Professor Catrin Pritchard and her team has developed a new, more personalised type of tumour model to test drugs before they enter clinical trials. She is exploring whether this system can more accurately represent how drugs will work when given to patients.

Professor Chris Twelves and colleagues are testing in the lab whether intelligently timing a drug palbociclib and chemotherapy can make the combination more effective. If successful, this approach will be tested in clinical trials for breast cancer.

Dr Bruno Costa-Silva is investigating if a drug bosutinib, already used to treat myeloid leukaemia, could prevent breast cancer from spreading to the lung and be used as a treatment for breast cancer.

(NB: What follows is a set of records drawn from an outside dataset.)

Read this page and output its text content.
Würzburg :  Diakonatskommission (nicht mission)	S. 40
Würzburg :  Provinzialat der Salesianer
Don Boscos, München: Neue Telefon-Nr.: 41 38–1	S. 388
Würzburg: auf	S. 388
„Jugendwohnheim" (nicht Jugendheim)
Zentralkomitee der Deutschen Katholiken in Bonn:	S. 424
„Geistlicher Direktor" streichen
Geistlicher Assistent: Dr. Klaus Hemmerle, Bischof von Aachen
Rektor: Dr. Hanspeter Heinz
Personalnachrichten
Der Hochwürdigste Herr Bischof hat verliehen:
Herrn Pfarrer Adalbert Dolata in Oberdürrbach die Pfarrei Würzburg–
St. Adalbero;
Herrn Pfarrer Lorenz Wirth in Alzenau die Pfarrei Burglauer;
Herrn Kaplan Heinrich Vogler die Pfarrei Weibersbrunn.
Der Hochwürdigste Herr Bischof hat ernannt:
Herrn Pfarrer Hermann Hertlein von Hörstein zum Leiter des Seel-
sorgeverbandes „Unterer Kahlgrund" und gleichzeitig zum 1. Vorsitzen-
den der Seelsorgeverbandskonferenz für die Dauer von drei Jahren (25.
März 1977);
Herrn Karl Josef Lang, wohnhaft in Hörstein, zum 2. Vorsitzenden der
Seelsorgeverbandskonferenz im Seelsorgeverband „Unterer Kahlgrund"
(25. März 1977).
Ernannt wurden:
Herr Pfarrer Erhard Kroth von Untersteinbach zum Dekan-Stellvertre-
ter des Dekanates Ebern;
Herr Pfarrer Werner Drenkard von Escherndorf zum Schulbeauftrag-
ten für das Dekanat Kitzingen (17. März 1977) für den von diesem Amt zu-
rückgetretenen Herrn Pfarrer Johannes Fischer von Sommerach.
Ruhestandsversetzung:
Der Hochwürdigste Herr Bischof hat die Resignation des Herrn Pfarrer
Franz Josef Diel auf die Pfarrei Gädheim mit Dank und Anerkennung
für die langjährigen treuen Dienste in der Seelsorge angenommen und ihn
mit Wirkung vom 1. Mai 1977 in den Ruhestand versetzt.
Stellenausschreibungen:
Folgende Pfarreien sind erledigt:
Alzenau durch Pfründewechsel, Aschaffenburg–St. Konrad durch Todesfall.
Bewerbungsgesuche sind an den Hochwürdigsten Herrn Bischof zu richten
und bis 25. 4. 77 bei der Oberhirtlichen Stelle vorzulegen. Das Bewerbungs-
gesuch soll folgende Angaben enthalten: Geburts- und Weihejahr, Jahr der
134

Professor Nicholas Turner is testing if combining a drug palbociclib together with the immunotherapy drug avelumab is safe and could be used to successfully treat a sub-type of triple negative breast cancer.

Dr Rachael Natrajan and her team are investigating whether triple negative breast cancer patients could benefit from the CDK4/6 inhibitor drug palbociclib. They want to find ways to predict which groups of patients could benefit from this drug and whose cancer might develop resistance to it.

Professor Pascal Meier is investigating new ways to improve treatment for triple negative breast cancer. He is looking for new combinations of treatment that work together to use the body’s ability to kill breast cancer cells.